14 . On notera que le dernier considérant du préambule de la directive mentionne "qu' il n' apparaît pas indiqué d' arrêter dès maintenant ... des mesures relatives à la coordination des dispositions et à la reconnaissance des diplômes, certificats et autres titres ". La directive n' entend donc pas harmoniser les conditions qui gouvernent l' accès aux activités d' agent immobilier et l' exercice de celles-ci dans les États membres . Un État membre n' enfreint donc pas la directive en réservant l' exercice de ces activités aux personnes qui possèdent certains titres, y compris l' affiliation à une association professionnelle particulière, à la condition qu' il n' opère, ce faisant, aucune discrimination, ouverte ou occulte, à l' encontre des ressortissants d' autres États membres .

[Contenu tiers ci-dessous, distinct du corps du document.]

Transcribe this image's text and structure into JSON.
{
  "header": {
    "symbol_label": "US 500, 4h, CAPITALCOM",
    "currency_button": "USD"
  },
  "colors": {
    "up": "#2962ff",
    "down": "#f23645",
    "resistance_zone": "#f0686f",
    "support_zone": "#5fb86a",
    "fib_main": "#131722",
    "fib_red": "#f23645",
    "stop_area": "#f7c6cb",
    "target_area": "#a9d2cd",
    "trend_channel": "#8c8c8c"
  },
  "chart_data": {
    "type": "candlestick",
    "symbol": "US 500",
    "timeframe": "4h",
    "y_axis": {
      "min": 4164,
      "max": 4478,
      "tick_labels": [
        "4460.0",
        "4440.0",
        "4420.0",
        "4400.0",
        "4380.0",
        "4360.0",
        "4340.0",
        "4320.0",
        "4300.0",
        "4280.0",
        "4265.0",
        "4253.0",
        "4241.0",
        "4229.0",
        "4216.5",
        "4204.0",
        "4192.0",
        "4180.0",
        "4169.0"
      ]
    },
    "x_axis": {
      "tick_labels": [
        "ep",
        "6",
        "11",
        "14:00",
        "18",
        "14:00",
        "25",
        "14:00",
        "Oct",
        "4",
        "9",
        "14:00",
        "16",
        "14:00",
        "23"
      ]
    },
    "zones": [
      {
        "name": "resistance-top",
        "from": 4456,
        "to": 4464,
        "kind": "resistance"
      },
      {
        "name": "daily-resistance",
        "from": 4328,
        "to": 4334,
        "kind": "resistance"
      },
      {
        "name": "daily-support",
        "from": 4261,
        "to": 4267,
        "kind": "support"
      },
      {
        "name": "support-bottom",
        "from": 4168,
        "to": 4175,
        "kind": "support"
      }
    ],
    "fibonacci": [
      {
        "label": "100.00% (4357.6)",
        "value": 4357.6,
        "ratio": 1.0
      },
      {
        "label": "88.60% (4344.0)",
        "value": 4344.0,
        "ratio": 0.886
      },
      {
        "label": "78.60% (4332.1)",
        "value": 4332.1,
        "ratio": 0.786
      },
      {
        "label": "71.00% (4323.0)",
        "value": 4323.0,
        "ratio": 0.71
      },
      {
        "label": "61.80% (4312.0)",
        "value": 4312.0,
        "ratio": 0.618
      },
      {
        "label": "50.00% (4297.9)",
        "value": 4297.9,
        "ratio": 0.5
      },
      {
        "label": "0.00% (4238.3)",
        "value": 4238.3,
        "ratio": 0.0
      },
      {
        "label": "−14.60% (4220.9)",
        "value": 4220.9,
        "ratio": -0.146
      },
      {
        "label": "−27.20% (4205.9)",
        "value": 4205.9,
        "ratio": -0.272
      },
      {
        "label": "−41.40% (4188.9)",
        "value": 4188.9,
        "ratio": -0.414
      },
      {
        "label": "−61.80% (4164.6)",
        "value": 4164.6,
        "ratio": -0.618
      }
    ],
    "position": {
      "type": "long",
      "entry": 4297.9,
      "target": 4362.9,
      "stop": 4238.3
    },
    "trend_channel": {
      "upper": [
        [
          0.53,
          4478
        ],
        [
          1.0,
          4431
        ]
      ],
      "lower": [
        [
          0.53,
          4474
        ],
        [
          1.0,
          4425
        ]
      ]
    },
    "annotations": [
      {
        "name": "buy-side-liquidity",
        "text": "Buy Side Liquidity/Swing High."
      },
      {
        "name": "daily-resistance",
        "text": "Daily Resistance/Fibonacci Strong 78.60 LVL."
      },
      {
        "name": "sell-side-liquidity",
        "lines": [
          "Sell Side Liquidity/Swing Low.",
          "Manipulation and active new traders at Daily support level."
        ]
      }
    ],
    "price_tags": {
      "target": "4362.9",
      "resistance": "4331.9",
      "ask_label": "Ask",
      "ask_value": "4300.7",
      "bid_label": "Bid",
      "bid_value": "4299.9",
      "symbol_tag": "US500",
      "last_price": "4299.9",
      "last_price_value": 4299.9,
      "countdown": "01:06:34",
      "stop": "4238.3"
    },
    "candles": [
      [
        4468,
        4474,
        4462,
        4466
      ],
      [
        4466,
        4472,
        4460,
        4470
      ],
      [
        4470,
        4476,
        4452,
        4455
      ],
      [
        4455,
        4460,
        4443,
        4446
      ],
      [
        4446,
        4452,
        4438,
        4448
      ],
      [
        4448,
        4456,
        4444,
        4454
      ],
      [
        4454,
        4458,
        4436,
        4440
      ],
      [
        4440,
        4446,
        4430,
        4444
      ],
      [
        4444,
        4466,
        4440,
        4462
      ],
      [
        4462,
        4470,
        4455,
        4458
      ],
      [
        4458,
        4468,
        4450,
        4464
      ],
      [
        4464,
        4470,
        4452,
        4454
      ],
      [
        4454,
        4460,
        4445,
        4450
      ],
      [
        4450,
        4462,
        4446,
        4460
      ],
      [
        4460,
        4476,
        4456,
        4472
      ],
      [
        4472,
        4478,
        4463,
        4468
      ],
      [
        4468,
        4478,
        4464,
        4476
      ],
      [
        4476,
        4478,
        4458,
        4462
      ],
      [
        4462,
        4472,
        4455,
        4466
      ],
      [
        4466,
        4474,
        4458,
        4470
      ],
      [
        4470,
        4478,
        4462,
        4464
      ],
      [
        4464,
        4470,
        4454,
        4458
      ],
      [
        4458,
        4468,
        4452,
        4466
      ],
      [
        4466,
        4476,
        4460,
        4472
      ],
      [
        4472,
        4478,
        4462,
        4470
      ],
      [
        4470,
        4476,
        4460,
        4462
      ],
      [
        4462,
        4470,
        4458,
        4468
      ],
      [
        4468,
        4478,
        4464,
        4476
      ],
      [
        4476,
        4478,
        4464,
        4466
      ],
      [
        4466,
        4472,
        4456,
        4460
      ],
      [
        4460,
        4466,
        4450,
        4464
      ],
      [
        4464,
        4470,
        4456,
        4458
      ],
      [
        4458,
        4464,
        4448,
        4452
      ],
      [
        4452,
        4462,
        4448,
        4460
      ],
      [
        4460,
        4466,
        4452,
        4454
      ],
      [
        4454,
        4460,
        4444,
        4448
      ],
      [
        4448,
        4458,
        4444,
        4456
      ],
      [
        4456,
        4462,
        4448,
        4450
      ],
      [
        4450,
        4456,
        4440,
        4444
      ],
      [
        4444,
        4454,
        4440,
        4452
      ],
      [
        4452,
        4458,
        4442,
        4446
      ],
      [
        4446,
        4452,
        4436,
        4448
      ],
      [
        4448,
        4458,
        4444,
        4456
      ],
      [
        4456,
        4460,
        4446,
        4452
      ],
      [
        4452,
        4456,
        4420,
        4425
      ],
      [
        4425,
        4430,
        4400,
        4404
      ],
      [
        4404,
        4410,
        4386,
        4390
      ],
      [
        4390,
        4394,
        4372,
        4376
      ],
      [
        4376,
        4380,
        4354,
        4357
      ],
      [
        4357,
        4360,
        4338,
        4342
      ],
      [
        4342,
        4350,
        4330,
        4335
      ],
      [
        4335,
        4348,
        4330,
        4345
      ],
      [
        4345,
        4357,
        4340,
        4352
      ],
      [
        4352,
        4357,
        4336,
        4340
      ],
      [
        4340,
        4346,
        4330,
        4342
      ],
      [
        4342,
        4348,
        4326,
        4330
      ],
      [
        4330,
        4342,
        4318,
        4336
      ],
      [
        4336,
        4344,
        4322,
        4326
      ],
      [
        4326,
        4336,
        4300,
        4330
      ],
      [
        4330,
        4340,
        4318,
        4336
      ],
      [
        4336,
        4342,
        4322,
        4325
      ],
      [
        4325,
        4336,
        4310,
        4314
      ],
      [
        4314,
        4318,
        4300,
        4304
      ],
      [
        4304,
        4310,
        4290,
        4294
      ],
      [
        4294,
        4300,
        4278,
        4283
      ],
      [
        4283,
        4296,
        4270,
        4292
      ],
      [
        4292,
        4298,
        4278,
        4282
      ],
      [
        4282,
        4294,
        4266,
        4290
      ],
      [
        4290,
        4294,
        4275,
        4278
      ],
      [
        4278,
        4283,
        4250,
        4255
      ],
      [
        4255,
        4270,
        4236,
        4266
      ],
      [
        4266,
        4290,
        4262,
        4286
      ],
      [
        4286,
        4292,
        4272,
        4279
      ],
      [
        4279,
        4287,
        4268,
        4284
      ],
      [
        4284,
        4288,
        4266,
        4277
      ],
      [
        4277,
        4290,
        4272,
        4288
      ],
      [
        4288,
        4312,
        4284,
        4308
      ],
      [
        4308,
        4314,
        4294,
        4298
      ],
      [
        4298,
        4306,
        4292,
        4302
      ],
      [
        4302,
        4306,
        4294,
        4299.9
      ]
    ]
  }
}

15 . Le Ministerio Fiscal ( ministère public espagnol ) souligne dans ses observations que l' Espagne a pris les mesures nécessaires pour se conformer à la directive en adoptant le décret royal n 1464/88, du 2 décembre 1988, dont l' article 1er autorise les ressortissants des autres États membres à s' établir en Espagne comme agents immobiliers et à fournir des prestations de services correspondantes dans les mêmes conditions que les ressortissants espagnols .

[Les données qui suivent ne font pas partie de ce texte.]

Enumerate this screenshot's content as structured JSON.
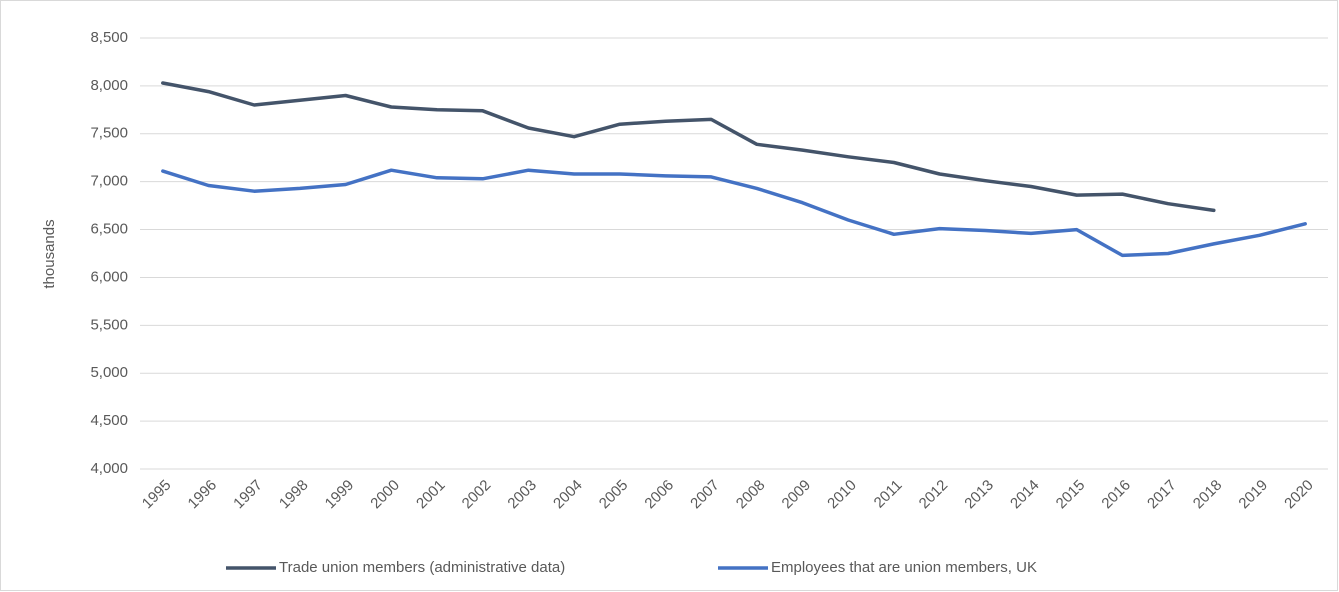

16 . Dans ces circonstances, il est clair que les ressortissants d' un État membre, qui n' ont ni exercé l' activité d' agent immobilier ni obtenu un titre les autorisant à exercer en cette qualité dans un autre État membre, ne peuvent faire valoir la directive contre le droit de leur État membre qui exige d' eux qu' ils obtiennent un titre particulier pour exercer cette profession .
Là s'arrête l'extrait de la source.